Einige von uns sind bereits mit den (bisher) geringfügigeren körperlichen Demütigungen des Alters konfrontiert: tiefere Lachfalten, stärkere Rücken, viel, viel längerer Kater. Ob Sie es glauben oder nicht, auch Wein durchläuft mit zunehmendem Alter erhebliche physikalische Veränderungen. Aber im Gegensatz zu dem Rest von uns, der leider bemerkt, dass wir unsere Bäuche nicht so schnell loswerden können, altert Wein eher wie ein ... Clooney. Ein gut gereifter Wein wird sich sicherlich körperlich verändern, aber mit der Tendenz, seinen Charakter zu bereichern und sich zu etwas anderem, aber völlig Faszinierendem zu entwickeln. Und wahrscheinlich immer noch der „Sexiest Man“ der Welt.
Eine der interessanteren und manchmal verblüffenden Veränderungen bei einem alternden Wein ist der Farbwechsel. Wir mögen unsere Weine (rubinrot) und (sonnig) weiß. Aber mit zunehmendem Alter kann sich diese Farbe durchaus ändern. Vieles davon hat mit der Wirkung von Sauerstoff und der Menge an Tanninen im Wein zu tun (bei Rotweinen immer höher, da die Tannine, die den Wein beeinflussen, größtenteils in der Schale der Traube leben und Rotweine mehr Kontakt mit der Schale haben als Weißweine).
Tannine sind im Grunde molekulare Verbindungen, sogenannte Phenole, die sowohl den Geschmack, Geruch als auch das Aussehen eines Weins während der Reifung beeinflussen können. Sauerstoff ist wohl das Zeug, das wir jeden Tag in großen Mengen einatmen. Eine allmähliche Zufuhr von Sauerstoff trägt dazu bei, eine potenziell bereichernde Alterungsreaktion zwischen Tanninen und anderen Verbindungen in einem Wein in Gang zu setzen. Zu viel Sauerstoff und am Ende entsteht etwas Ungewöhnliches und Untrinkbares.

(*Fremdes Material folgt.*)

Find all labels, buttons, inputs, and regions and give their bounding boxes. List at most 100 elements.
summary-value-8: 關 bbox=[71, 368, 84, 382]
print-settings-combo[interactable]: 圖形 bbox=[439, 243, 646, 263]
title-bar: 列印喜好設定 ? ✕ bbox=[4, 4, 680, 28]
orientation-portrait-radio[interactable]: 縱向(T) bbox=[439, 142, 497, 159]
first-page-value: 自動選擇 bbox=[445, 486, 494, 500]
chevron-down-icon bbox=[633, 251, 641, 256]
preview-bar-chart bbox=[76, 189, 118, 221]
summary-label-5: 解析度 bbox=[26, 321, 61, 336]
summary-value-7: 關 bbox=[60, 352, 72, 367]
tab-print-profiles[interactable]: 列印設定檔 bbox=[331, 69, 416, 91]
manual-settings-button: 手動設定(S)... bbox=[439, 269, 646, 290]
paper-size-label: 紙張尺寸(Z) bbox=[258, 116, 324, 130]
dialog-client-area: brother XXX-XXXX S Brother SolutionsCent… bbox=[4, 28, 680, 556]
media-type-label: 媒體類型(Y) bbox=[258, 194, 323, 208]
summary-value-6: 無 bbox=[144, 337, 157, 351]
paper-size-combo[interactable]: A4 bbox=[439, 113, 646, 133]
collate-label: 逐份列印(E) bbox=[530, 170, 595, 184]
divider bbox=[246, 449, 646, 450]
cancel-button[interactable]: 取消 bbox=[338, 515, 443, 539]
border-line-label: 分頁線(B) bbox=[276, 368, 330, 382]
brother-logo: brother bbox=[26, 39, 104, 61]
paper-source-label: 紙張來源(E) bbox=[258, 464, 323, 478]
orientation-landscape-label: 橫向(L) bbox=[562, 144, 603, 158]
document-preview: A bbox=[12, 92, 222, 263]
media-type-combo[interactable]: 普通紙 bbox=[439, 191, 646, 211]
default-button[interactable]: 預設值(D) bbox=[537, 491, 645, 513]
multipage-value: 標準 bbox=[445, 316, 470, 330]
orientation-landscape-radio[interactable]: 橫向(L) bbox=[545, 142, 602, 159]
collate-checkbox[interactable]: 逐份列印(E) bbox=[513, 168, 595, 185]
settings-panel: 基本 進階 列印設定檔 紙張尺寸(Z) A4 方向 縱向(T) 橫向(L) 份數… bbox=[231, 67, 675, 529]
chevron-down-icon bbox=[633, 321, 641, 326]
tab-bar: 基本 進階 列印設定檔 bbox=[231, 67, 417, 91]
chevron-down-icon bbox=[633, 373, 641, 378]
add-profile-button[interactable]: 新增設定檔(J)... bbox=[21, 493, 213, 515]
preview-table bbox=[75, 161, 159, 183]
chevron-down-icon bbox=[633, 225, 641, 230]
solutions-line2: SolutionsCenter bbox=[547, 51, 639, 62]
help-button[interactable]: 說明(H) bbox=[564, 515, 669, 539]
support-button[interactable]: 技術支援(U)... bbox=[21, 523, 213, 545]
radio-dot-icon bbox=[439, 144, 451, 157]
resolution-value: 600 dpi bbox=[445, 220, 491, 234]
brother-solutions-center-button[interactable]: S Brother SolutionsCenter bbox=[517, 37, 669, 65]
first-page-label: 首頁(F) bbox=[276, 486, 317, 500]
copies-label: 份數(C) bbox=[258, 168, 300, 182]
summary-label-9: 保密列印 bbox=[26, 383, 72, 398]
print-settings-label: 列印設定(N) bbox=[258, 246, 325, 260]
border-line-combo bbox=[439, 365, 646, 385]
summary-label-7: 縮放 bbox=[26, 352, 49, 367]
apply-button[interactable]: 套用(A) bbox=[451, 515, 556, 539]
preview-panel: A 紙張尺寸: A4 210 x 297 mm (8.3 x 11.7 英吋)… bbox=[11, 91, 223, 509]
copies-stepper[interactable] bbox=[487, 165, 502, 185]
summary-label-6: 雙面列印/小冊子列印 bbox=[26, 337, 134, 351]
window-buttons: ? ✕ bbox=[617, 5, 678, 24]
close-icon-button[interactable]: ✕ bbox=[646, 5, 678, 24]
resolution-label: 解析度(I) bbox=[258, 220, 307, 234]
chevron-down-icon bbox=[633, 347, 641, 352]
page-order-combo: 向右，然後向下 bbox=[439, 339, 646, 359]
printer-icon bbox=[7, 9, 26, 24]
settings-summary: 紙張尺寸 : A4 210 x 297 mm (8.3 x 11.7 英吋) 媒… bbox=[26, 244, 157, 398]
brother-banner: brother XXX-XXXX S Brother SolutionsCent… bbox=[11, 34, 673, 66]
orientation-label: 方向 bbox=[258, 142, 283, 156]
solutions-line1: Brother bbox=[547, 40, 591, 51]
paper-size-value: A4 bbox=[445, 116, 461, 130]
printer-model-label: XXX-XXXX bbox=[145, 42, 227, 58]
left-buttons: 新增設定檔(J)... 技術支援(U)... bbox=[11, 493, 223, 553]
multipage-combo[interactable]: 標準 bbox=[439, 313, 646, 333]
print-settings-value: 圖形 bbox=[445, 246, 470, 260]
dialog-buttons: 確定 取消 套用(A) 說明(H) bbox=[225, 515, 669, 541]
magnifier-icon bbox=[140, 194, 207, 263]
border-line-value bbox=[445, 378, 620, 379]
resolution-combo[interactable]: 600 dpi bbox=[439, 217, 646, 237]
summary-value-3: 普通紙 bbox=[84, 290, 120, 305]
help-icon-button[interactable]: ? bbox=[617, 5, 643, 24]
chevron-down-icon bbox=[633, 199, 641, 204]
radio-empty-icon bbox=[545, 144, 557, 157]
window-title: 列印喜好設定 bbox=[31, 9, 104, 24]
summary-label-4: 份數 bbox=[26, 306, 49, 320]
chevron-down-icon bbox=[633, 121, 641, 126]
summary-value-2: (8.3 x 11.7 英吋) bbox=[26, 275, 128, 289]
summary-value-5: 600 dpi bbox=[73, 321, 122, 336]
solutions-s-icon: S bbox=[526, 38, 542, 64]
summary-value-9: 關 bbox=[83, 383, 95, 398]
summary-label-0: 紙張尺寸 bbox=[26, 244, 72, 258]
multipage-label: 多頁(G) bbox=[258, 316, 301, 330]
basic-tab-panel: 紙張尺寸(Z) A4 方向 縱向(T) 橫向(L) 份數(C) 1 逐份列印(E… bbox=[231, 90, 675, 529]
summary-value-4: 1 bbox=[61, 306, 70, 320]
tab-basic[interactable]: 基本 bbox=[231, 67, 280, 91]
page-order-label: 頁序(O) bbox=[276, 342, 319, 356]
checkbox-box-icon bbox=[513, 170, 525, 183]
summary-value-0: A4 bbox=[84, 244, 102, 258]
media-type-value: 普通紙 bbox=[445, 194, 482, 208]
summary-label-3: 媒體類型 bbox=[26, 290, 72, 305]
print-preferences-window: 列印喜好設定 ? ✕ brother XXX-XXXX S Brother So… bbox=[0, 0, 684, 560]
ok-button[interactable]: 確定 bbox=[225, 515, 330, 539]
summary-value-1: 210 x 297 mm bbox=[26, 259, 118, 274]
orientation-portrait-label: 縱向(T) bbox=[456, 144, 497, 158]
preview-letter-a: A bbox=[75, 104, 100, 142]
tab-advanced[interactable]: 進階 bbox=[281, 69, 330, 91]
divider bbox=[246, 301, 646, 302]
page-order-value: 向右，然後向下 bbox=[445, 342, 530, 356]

Die bläulich-rote Farbe eines jungen Weins ist auf Pigmente in der Traube zurückzuführen Der Önologe Jim Kennedy sagte gegenüber Wired . Diese anfänglichen pflanzlichen Verbindungen verschwinden nach ein paar Jahren. An ihrer Stelle: dunklere rostrote Farben, bei denen es sich laut Wired um lange Polymerketten handelt, die die Traubenpigmente mit den Tanninen verbinden. Wenn ein Wein altert, reagieren die Tannine grundsätzlich mit einer bestimmten Art von Pigment, was ihm ein schönes Rubinrot verleiht. Da die Tannine jedoch mit der Zeit mit diesen rubinroten Pigmenten reagieren, entstehen sogenannte Polymerpigmente, die einen eher ziegelroten Farbton haben. Laut der Iowa State University Es wurde beobachtet, dass die Polymerpigmente 50 % der Farbdichte in einjährigem Wein ausmachen. Wenn der Wein reift und sich mehr Polymerpigmente bilden, verändert sich die Farbe von Rot über Orange bis hin zu Ziegelrot.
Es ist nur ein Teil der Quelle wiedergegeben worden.